One mustn’t forget to monitor your A/B tests. This will help you identify any issues and problems that you can easily rectify during the test phase. Part and parcel of this process is also being able to pull the plug on certain A/B tests. If something is broken, there is a sample ratio mismatch (SRM) error or you’re losing too much money, chances are the experiment won’t work in your favour so it’s best to stop it and move on.

3) Results

Now that you’ve run your experiments, it’s time to weigh in on the results.

Outcomes of your A/B test

Before analysing your test results, remember to:

Be aware of the test duration
Determine how to isolate the test population i.e. users who have seen the variation
Determine the test goals and how to isolate those users i.e. users who have seen the variation followed by a test goal

When it comes to analysing, keep in mind:

To analyse in the analytics tool — not the test tool
Avoid sampling
Analyse users, not sessions — it’s important to better understand your users behaviour
Analyse users who have converted, not users and total conversion — again, this goes back to better understand user behaviour
Check if the population of users that have seen the test are about the same per variation

If you have an inconclusive result, don’t fret! It just means that you were unable to prove that it is outperforming the default. Nevertheless, the result can still be implemented as chances on having a negative impact can be small.

If you have a significant result, congratulations! Go ahead and implement that ASAP. However, don’t be discouraged if conversions don’t end up going up post implementation. It’s a measured result, so you won’t know the real difference that it makes. What you should undertake is diving into the segments to better understand who caused the effect. You can then use this to input into new hypotheses and experiments moving forward.

Presenting your learnings

Before we go into this, let me first explain the difference between frequentist statistics and Bayesian statistics. Frequentist statistics is advisable when conducting A/B testing but only works in mature companies in comparison to Bayesian statistics. Once the results are in, make a risk assessment in order to calculate the expected risk, expected uplift and effect on revenue. An acceptable probability would depend on two things:

The business’ appetite for risk
Type of test: how invasive is the test and how much resources is required?

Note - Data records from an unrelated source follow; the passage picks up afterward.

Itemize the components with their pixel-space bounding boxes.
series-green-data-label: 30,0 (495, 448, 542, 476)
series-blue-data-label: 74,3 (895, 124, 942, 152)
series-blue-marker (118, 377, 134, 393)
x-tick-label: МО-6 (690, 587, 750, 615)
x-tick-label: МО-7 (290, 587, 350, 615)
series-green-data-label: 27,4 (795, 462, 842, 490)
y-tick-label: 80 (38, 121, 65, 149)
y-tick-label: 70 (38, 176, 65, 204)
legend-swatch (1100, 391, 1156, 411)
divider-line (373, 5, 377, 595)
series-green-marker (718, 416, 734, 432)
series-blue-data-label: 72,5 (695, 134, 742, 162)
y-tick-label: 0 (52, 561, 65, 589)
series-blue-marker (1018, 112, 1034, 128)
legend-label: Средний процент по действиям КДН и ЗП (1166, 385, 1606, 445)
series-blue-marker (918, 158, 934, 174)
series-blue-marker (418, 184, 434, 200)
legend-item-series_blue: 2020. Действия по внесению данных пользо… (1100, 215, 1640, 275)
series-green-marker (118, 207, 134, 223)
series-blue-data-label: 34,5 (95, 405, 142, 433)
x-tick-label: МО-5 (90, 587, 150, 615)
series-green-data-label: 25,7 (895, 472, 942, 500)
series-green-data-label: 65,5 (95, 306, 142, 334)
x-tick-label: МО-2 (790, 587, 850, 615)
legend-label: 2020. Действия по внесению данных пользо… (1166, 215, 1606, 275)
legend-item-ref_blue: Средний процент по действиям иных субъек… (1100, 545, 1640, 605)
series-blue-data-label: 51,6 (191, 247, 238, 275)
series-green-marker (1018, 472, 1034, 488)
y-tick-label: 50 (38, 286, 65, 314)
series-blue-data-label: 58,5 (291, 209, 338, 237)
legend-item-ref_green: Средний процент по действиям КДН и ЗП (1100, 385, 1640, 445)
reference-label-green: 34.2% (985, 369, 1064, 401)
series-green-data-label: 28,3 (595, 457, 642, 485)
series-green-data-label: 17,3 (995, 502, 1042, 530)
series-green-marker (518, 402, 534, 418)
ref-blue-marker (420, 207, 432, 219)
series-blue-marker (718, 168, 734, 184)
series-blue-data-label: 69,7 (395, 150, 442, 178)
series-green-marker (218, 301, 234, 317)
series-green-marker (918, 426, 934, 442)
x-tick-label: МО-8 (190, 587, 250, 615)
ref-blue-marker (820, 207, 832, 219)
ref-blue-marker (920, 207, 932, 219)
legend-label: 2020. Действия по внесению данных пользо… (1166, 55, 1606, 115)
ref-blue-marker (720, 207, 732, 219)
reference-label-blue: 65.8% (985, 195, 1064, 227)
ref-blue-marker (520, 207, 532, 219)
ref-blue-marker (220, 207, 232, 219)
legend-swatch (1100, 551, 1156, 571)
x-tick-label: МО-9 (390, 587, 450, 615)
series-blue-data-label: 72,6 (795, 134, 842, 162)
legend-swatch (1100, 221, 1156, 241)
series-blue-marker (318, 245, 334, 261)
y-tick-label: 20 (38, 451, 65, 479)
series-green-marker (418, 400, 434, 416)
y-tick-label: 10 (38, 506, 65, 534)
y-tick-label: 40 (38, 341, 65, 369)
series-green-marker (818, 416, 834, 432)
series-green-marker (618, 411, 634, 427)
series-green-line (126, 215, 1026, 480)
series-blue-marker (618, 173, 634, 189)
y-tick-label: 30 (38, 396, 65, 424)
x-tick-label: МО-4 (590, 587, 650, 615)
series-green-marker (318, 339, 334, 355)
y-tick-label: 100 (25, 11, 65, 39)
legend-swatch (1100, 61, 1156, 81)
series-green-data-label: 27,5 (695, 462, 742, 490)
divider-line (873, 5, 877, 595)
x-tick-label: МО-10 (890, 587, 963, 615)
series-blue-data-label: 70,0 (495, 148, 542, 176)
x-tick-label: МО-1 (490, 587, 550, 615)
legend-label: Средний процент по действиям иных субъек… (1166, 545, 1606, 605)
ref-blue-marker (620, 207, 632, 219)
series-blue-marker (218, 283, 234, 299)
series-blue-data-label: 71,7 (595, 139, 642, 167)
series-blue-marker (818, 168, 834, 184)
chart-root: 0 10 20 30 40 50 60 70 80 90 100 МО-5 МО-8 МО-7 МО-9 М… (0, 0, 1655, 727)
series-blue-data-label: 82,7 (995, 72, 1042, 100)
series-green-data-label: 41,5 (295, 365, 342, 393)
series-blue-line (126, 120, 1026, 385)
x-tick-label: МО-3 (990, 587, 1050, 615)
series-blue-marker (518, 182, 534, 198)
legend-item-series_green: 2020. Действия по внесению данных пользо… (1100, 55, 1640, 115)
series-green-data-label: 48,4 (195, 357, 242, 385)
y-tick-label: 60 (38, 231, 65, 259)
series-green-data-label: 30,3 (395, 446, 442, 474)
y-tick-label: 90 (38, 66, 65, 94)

In order to make sense of your results, consider how the results add direct value and learn the behaviour of your users. The information that you gather from your testing should be stored under five main tagging labels:

Type of product / service
Customer journey phase — which behavioural bucket are you testing?
User segments — device, channel, visitor type, source, etc.
Template — listing page, product page, shopping cart, check out personal details, etc.
Persuasion technique

Once you’ve gathered the insights, package it to your specific stakeholders such that it’s relevant to them. As a basic mainframe, the information you present would differ as follows:

Team — report as described
Other teams — able to use the database
Researchers — extra insights once per month
Management — business case once per month (which should originate from the database)

It’s important that you create an outcome presentation template that leads to action.

Calculating your business case

So once you’ve run many A/B experiments, it’s time to see what value you can add to the company (in other words, here’s where you can calculate how much money you’re making for the company)

Moving forward, there are three options of which you can only pick one:

Increase budgets — requires more A/B tests (quantity)
Increase knowledge — better A/B tests (quality)
Decrease budgets — less A/B tests (quantity)

For significant results, an example of a business case calculation is as follows:

Extra new customers per week x 52 weeks effective x Average lifetime value

Ultimately the item you need to figure out is how you can maximise your growth within your ROI limit which is calculated as the value of A/B testing for optimisation divided by costs of A/B testing for optimisation. If you’re above, increase your budgets. If you’re below, increase your knowledge. If you’re still below, you can consider decreasing your budget.